O governo democraticamente eleito do ex-capitão Jair Bolsonaro se apoia cada vez mais em militares ocupando pastas que costumavam ser de civis. Em janeiro, eles eram sete, agora são oito, com a chegada do general de divisão Floriano Peixoto para a Secretaria-Geral da Presidência, no lugar do demitido Gustavo Bebianno. Nem no governo de João Baptista Figueiredo, último da ditadura (1964-1985), a relevância dos militares foi tão grande. Dos 20 ministérios do general, sete (35%) foram ocupados por gente de ombros estrelados em seu primeiro ano de mandato, em 1979. Três em postos civis (Minas e Energia, Interior e Casa Civil). Também é preciso lembrar que, naqueles tempos, havia quatro pastas para a caserna: Exército, Marinha, Aeronáutica e Casa Militar.
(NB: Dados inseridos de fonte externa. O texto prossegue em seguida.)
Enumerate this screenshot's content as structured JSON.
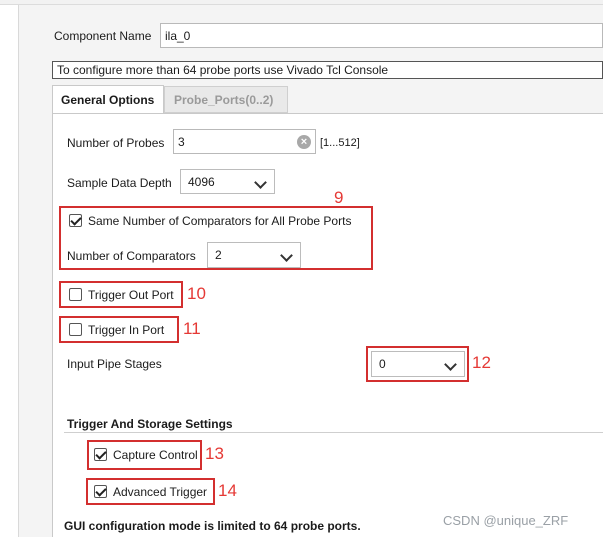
{
  "component": {
    "label": "Component Name",
    "value": "ila_0"
  },
  "info_text": "To configure more than 64 probe ports use Vivado Tcl Console",
  "tabs": [
    {
      "label": "General Options",
      "active": true
    },
    {
      "label": "Probe_Ports(0..2)",
      "active": false
    }
  ],
  "general": {
    "num_probes": {
      "label": "Number of Probes",
      "value": "3",
      "range": "[1...512]"
    },
    "sample_depth": {
      "label": "Sample Data Depth",
      "value": "4096"
    },
    "same_comparators": {
      "label": "Same Number of Comparators for All Probe Ports",
      "checked": true
    },
    "num_comparators": {
      "label": "Number of Comparators",
      "value": "2"
    },
    "trigger_out": {
      "label": "Trigger Out Port",
      "checked": false
    },
    "trigger_in": {
      "label": "Trigger In Port",
      "checked": false
    },
    "pipe_stages": {
      "label": "Input Pipe Stages",
      "value": "0"
    },
    "trigger_storage": {
      "heading": "Trigger And Storage Settings",
      "capture_control": {
        "label": "Capture Control",
        "checked": true
      },
      "advanced_trigger": {
        "label": "Advanced Trigger",
        "checked": true
      }
    },
    "footer_note": "GUI configuration mode is limited to 64 probe ports."
  },
  "annotations": [
    "9",
    "10",
    "11",
    "12",
    "13",
    "14"
  ],
  "watermark": "CSDN @unique_ZRF",
  "colors": {
    "highlight": "#d32f2f",
    "annotation": "#e53935"
  }
}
Hoje está tudo unificado na Defesa. Mesmo assim, a média de ministros militares de Figueiredo foi um pouco menor que a do atual governo (36,4%). Para constar, no início do período Médici, o mais brutal da repressão, o índice de fardados foi de 33%, com seis ministros, incluindo os que cuidaram da Educação e dos Transportes.

A importância do núcleo militar do governo Bolsonaro está mais do que clara, mas há nuances. A mais perceptível é a relevância dos “haitianos”, apelido dos oficiais generais que participaram de missões de paz das Nações Unidas tanto na ilha caribenha quanto na Bósnia e na fronteira do Zaire com Uganda. Desses, o mais importante é o general da reserva Augusto Heleno, do Gabinete de Segurança Institucional (GSI), visto como conselheiro do presidente. Heleno comandou a Missão de Paz da ONU no Haiti entre 2004 e 2005. Na Secretaria de Governo está o general de divisão da reserva Carlos Alberto Santos Cruz. Ele comandou tropas da ONU no Haiti entre 2007 e 2009. Depois esteve no Zaire. Foi o único general brasileiro que comandou tropas em combate desde a Segunda Guerra Mundial. É Santos Cruz quem deve dialogar com o Congresso, partidos, governadores e prefeitos. Para ajudá-lo chegou Floriano Peixoto, que atuou na crise humanitária após o terremoto no Haiti. Todos têm a credibilidade de saber atuar sob pressão e sempre cumprir as ordens recebidas.

Desagrado com as confusões

A adesão dos militares ao projeto bolsonarista, porém, oferece riscos. Os principais são os desgastes e o fogo amigo. Há os que participam por afinidade ideológica ou vontade de fazer política, mas a qualquer abalo ou decepção podem vir a pedir baixa. Não foi à toa que, no ano passado, o general Eduardo Villas Bôas, ex-comandante do Exército, salientou que sempre é preciso delimitar o que é governo e o que são as Forças Armadas. A declaração foi entendida como um recado sobre quais seriam as prioridades das turmas da reserva e da ativa em relação ao ex-capitão Bolsonaro. Para garantir lealdades, o presidente manteve os militares fora do projeto de reforma da Previdência enviado ao Congresso.

Mesmo assim, militares de dentro e de fora do governo não escondem o desagrado com a desarticulação das alas civis do governo e com as constantes intromissões dos filhos do presidente. Sobre isso, basta questionar quem está na reserva e não tem nada a esconder de ninguém. Nem a presença do vice-presidente, o general Hamilton Mourão, é garantia de ordem unida. Durante a licença médica de Bolsonaro, o vice acabou criticado pelos seus por causa de suas declarações afoitas. Que essa boa figura da caserna permaneça assim, para o bem da governabilidade e até da democracia.